The Master of Arts degree program in Hispanic Literary and Cultural Studies was reformed and updated in 2001 to foster study of Hispanic culture, literature, and language together. The program calls attention to the rich diversity of Hispanic cultural texts and to their interdisciplinary study while also promoting broad understanding of Spanish and Latin American literature. The program gives careful attention to acquainting students with the traditions of scholarship in the field as well as a range of current textual theory, criticism, and research methods. Study of Portuguese and other Romance literatures and cultures, comparative literature, Romance and Spanish linguistics, and other related disciplines may be included in the master's degree program. The degree is earned normally in six academic quarters.

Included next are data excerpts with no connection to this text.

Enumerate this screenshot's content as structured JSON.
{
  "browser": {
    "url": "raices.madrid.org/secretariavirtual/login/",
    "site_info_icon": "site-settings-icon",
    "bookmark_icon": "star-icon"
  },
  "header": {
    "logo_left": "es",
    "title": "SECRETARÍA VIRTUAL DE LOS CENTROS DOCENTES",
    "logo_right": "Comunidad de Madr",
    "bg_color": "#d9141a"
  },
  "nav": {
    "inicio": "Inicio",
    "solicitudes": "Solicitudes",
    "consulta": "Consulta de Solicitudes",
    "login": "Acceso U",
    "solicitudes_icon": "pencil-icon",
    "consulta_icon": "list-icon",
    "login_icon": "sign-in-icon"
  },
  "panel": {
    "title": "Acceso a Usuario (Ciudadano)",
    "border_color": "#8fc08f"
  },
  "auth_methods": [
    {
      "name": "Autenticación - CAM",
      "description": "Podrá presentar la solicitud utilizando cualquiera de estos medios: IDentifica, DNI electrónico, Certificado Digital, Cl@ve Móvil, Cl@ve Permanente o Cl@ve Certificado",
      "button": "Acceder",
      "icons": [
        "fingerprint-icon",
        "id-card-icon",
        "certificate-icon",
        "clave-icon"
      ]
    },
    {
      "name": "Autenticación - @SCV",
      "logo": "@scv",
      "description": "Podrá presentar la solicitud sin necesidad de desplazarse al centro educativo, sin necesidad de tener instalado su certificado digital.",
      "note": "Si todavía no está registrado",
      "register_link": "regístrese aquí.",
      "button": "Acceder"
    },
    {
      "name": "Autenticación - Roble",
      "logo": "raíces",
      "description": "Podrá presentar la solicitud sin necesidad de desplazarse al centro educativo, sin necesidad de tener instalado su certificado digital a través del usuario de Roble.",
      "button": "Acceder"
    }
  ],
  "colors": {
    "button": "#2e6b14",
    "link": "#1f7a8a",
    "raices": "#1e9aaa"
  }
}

This program of study leads to the following credential:
  • Master Of Arts (Hispanic Studies)
Admission Requirements

Contact department for requirements.

 Master Of Arts (Hispanic Studies)


Completion Requirements

60 credits (500 level and above). To remain in good standing the student must maintain a 3.00 cumulative GPA. The minimum acceptable grade for any given course is 2.7.

  1. Literary Theory: Either SPAN 577, or an alternate graduate-level literary theory course or research methods course which must be pre-approved by the Graduate Program Coordinator
  2. SPAN 510 is required of all teaching assistants and is taken during or before a student's first quarter of teaching.
  3. Distribution requirement (25 credits): Minimum 5 credits in five of the seven areas: Medieval Spain, "Golden Age" Spain; Spain of the eighteenth and nineteenth centuries; twentieth-century Spain; colonial and nineteenth-century Latin America; twentieth-century Latin America. Spanish applied linguistics
  4. Additional Credit Requirement (as needed to reach required total): Additional 500-level coursework in the Division. A maximum of two courses may come from outside the department when pre-approved by the GPC.
  5. MA Thesis (10 credits): SPAN 700
  6. MA Examination
  7. Graduate Foreign Language Exam: Students must demonstrate proficiency in a foreign language, beyond English and Spanish. Students demonstrate proficiency by passing the Graduate Foreign language Exam in the OEA office.

Additional Information
  • Financial Aid: The department awards annually a number of teaching assistantships. The assistant normally participates in teaching three classes during the academic year. Each class is limited to approximately 25 students and meets five hours a week for the ten weeks of the quarter.